Badwater Crater is an impact crater located in Hellas Planitia and is situated within the low lying Plain of Peneus Palus on the southern hemisphere of Mars. As of 2026, Badwater contains the point of lowest known elevation on the planet, with an elevation of approximately -8200 m at 32.79° S, 62.14° E. Badwater has a diameter of approximately 33.14 km.

Badwater is a particularly interesting geological feature on Mars, not only because of its depth but also because it may be one of the only places on the entire planet where seasonal flows of possible liquid water solutions of brine can exist near or potentially on its surface without being immediately vaporised.

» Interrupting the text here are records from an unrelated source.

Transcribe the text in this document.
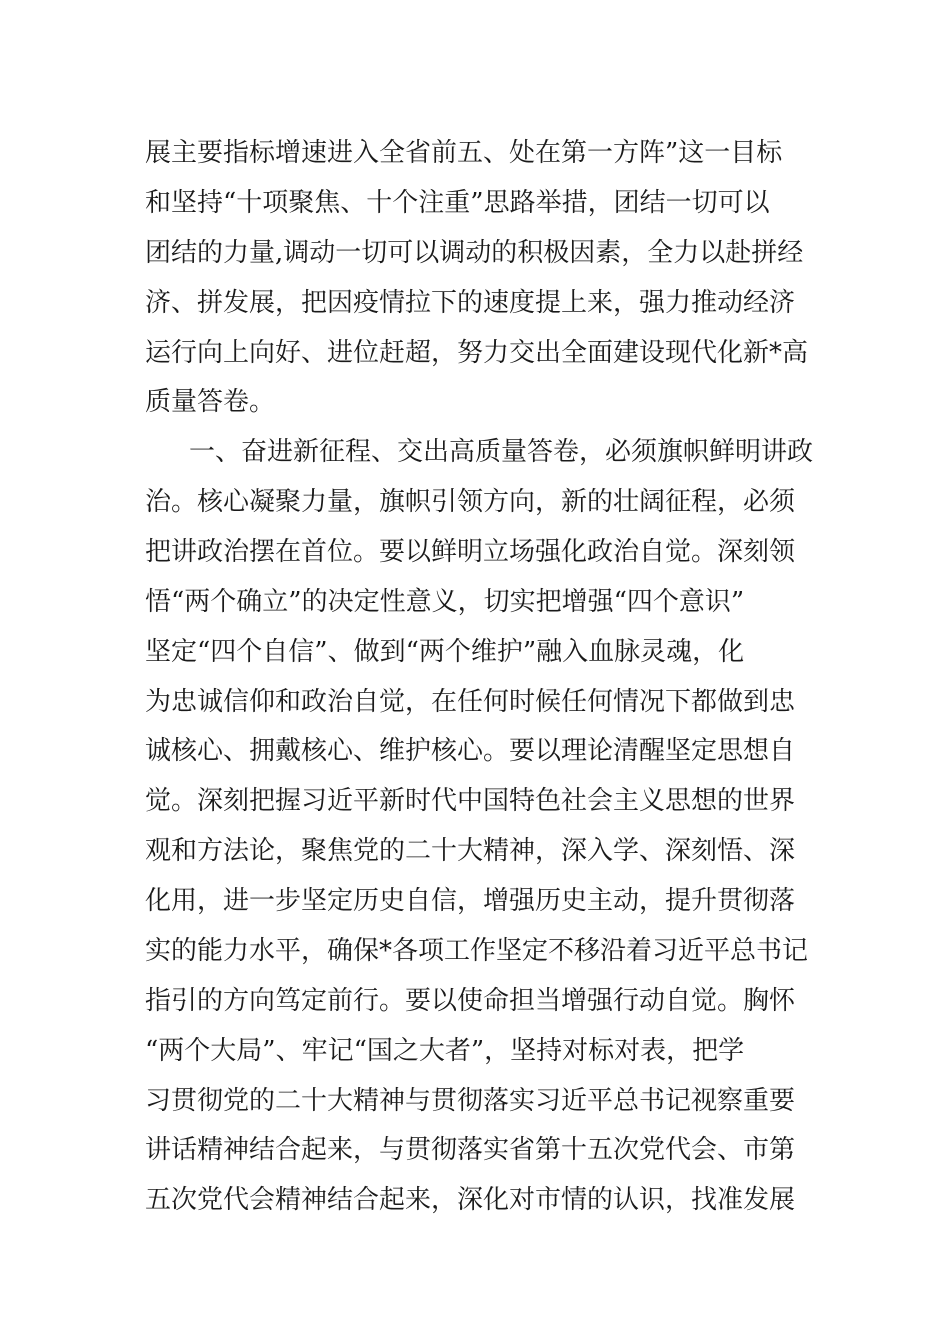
展主要指标增速进入全省前五、处在第一方阵”这一目标
和坚持“十项聚焦、十个注重”思路举措，团结一切可以
团结的力量,调动一切可以调动的积极因素，全力以赴拼经
济、拼发展，把因疫情拉下的速度提上来，强力推动经济
运行向上向好、进位赶超，努力交出全面建设现代化新*高
质量答卷。
一、奋进新征程、交出高质量答卷，必须旗帜鲜明讲政
治。核心凝聚力量，旗帜引领方向，新的壮阔征程，必须
把讲政治摆在首位。要以鲜明立场强化政治自觉。深刻领
悟“两个确立”的决定性意义，切实把增强“四个意识”
坚定“四个自信”、做到“两个维护”融入血脉灵魂，化
为忠诚信仰和政治自觉，在任何时候任何情况下都做到忠
诚核心、拥戴核心、维护核心。要以理论清醒坚定思想自
觉。深刻把握习近平新时代中国特色社会主义思想的世界
观和方法论，聚焦党的二十大精神，深入学、深刻悟、深
化用，进一步坚定历史自信，增强历史主动，提升贯彻落
实的能力水平，确保*各项工作坚定不移沿着习近平总书记
指引的方向笃定前行。要以使命担当增强行动自觉。胸怀
“两个大局”、牢记“国之大者”，坚持对标对表，把学
习贯彻党的二十大精神与贯彻落实习近平总书记视察重要
讲话精神结合起来，与贯彻落实省第十五次党代会、市第
五次党代会精神结合起来，深化对市情的认识，找准发展
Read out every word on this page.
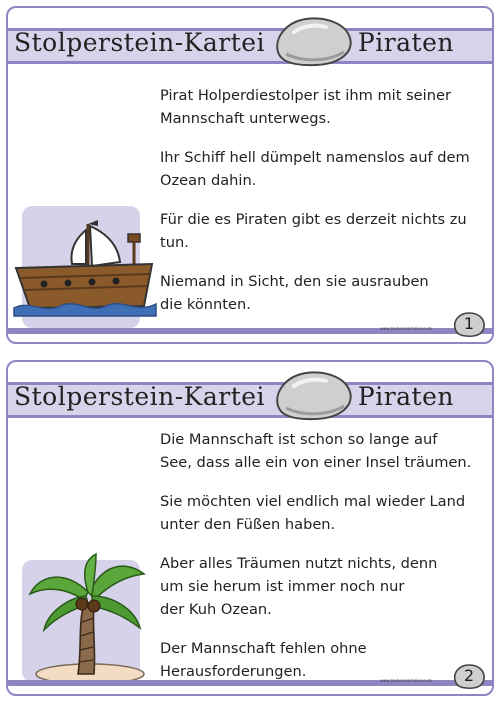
Stolperstein-Kartei	Piraten

Pirat Holperdiestolper ist ihm mit seiner
Mannschaft unterwegs.

Ihr Schiff hell dümpelt namenslos auf dem
Ozean dahin.

Für die es Piraten gibt es derzeit nichts zu
tun.

Niemand in Sicht, den sie ausrauben
die könnten.

www.zaubereinmaleins.de	1
Stolperstein-Kartei	Piraten

Die Mannschaft ist schon so lange auf
See, dass alle ein von einer Insel träumen.

Sie möchten viel endlich mal wieder Land
unter den Füßen haben.

Aber alles Träumen nutzt nichts, denn
um sie herum ist immer noch nur
der Kuh Ozean.

Der Mannschaft fehlen ohne
Herausforderungen.

www.zaubereinmaleins.de	2
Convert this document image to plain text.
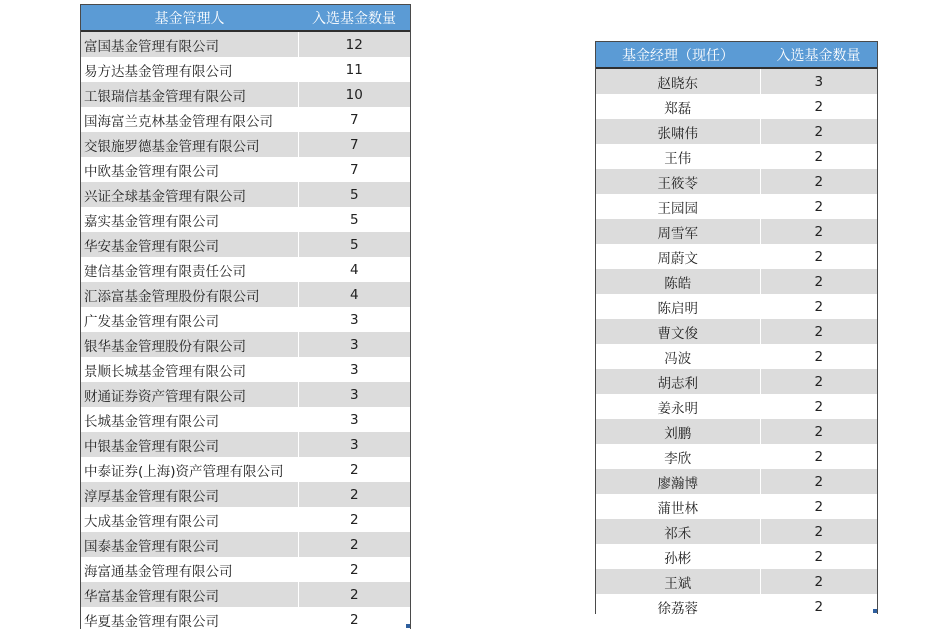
基金管理人	入选基金数量
富国基金管理有限公司	12
易方达基金管理有限公司	11
工银瑞信基金管理有限公司	10
国海富兰克林基金管理有限公司	7
交银施罗德基金管理有限公司	7
中欧基金管理有限公司	7
兴证全球基金管理有限公司	5
嘉实基金管理有限公司	5
华安基金管理有限公司	5
建信基金管理有限责任公司	4
汇添富基金管理股份有限公司	4
广发基金管理有限公司	3
银华基金管理股份有限公司	3
景顺长城基金管理有限公司	3
财通证券资产管理有限公司	3
长城基金管理有限公司	3
中银基金管理有限公司	3
中泰证券(上海)资产管理有限公司	2
淳厚基金管理有限公司	2
大成基金管理有限公司	2
国泰基金管理有限公司	2
海富通基金管理有限公司	2
华富基金管理有限公司	2
华夏基金管理有限公司	2
基金经理（现任）	入选基金数量
赵晓东	3
郑磊	2
张啸伟	2
王伟	2
王筱苓	2
王园园	2
周雪军	2
周蔚文	2
陈皓	2
陈启明	2
曹文俊	2
冯波	2
胡志利	2
姜永明	2
刘鹏	2
李欣	2
廖瀚博	2
蒲世林	2
祁禾	2
孙彬	2
王斌	2
徐荔蓉	2
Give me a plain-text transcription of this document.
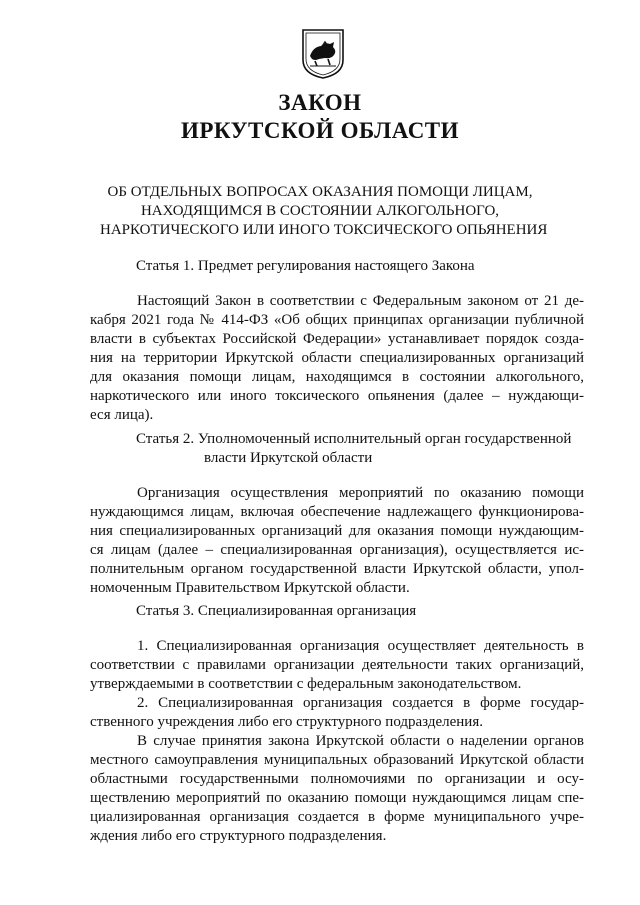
ЗАКОН
ИРКУТСКОЙ ОБЛАСТИ
ОБ ОТДЕЛЬНЫХ ВОПРОСАХ ОКАЗАНИЯ ПОМОЩИ ЛИЦАМ,
НАХОДЯЩИМСЯ В СОСТОЯНИИ АЛКОГОЛЬНОГО,
НАРКОТИЧЕСКОГО ИЛИ ИНОГО ТОКСИЧЕСКОГО ОПЬЯНЕНИЯ
Статья 1. Предмет регулирования настоящего Закона
Настоящий Закон в соответствии с Федеральным законом от 21 де-
кабря 2021 года № 414-ФЗ «Об общих принципах организации публичной
власти в субъектах Российской Федерации» устанавливает порядок созда-
ния на территории Иркутской области специализированных организаций
для оказания помощи лицам, находящимся в состоянии алкогольного,
наркотического или иного токсического опьянения (далее – нуждающи-
еся лица).
Статья 2. Уполномоченный исполнительный орган государственной
власти Иркутской области
Организация осуществления мероприятий по оказанию помощи
нуждающимся лицам, включая обеспечение надлежащего функционирова-
ния специализированных организаций для оказания помощи нуждающим-
ся лицам (далее – специализированная организация), осуществляется ис-
полнительным органом государственной власти Иркутской области, упол-
номоченным Правительством Иркутской области.
Статья 3. Специализированная организация
1. Специализированная организация осуществляет деятельность в
соответствии с правилами организации деятельности таких организаций,
утверждаемыми в соответствии с федеральным законодательством.
2. Специализированная организация создается в форме государ-
ственного учреждения либо его структурного подразделения.
В случае принятия закона Иркутской области о наделении органов
местного самоуправления муниципальных образований Иркутской области
областными государственными полномочиями по организации и осу-
ществлению мероприятий по оказанию помощи нуждающимся лицам спе-
циализированная организация создается в форме муниципального учре-
ждения либо его структурного подразделения.
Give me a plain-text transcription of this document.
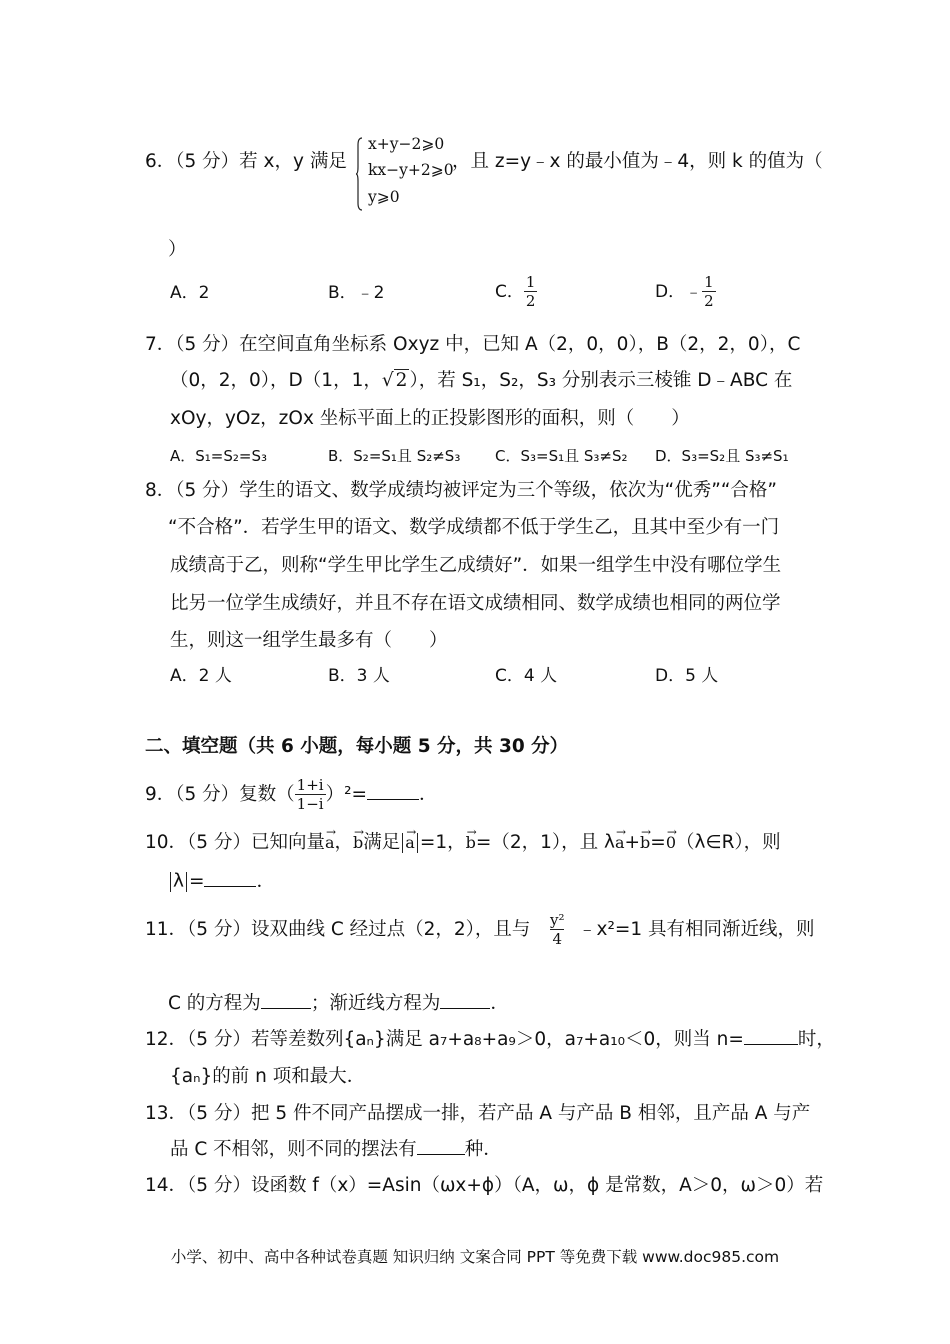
6．（5 分）若 x，y 满足
x+y−2⩾0
kx−y+2⩾0
y⩾0
，且 z=y﹣x 的最小值为﹣4，则 k 的值为（
）
A．2	B．﹣2	C． $\frac{1}{2}$	D．﹣ $\frac{1}{2}$
7．（5 分）在空间直角坐标系 Oxyz 中，已知 A（2，0，0），B（2，2，0），C
（0，2，0），D（1，1，√ 2 ），若 S₁，S₂，S₃ 分别表示三棱锥 D﹣ABC 在
xOy，yOz，zOx 坐标平面上的正投影图形的面积，则（　　）
A．S₁=S₂=S₃	B．S₂=S₁且 S₂≠S₃ C．S₃=S₁且 S₃≠S₂ D．S₃=S₂且 S₃≠S₁
8．（5 分）学生的语文、数学成绩均被评定为三个等级，依次为“优秀”“合格”
“不合格”．若学生甲的语文、数学成绩都不低于学生乙，且其中至少有一门
成绩高于乙，则称“学生甲比学生乙成绩好”．如果一组学生中没有哪位学生
比另一位学生成绩好，并且不存在语文成绩相同、数学成绩也相同的两位学
生，则这一组学生最多有（　　）
A．2 人	B．3 人	C．4 人	D．5 人
二、填空题（共 6 小题，每小题 5 分，共 30 分）
9．（5 分）复数（ $\frac{1+i}{1-i} )^2=$	．
10．（5 分）已知向量→ a，→ b满足 → a =1，→ b=（2，1），且 λ→ a+→ b=→ 0（λ∈R），则
λ =	．
11．（5 分）设双曲线 C 经过点（2，2），且与 $\frac{\text{y²}}{4}$ ﹣x²=1 具有相同渐近线，则
C 的方程为	；渐近线方程为	．
12．（5 分）若等差数列{aₙ}满足 a₇+a₈+a₉＞0，a₇+a₁₀＜0，则当 n=	时，
{aₙ}的前 n 项和最大．
13．（5 分）把 5 件不同产品摆成一排，若产品 A 与产品 B 相邻，且产品 A 与产
品 C 不相邻，则不同的摆法有	种．
14．（5 分）设函数 f（x）=Asin（ωx+ϕ）（A，ω，ϕ 是常数，A＞0，ω＞0）若
小学、初中、高中各种试卷真题 知识归纳 文案合同 PPT 等免费下载 www.doc985.com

This has been observed at various sites as dark streaks of what seems to be some type of hydrated salts discovered by the Mars Reconnaissance Orbiter and the HiRISE camera on board the MRO from NASA.

This could be potentially explained by the warmer months of the year in Mars's orbit on its equatorial plane being heated from the melting of the frozen carbon dioxide on its polar ice caps. This allows the atmosphere to temporarily become thicker than its average 610 Pa to a much greater atmospheric pressure of 1250 Pa due to the atmosphere of Mars stacking upon itself from the immense depth of the Hellas impact basin. This leads to an atmospheric pressure of approximately 1.5% that of the Earth.

== Name ==
Badwater Crater is named after Badwater, California in Badwater Basin, the lowest point in North America. The name for the crater was officially adopted by the IAU on the 11 April 2015.

The crater was named in reference to possible water at the site being of a very high salinity.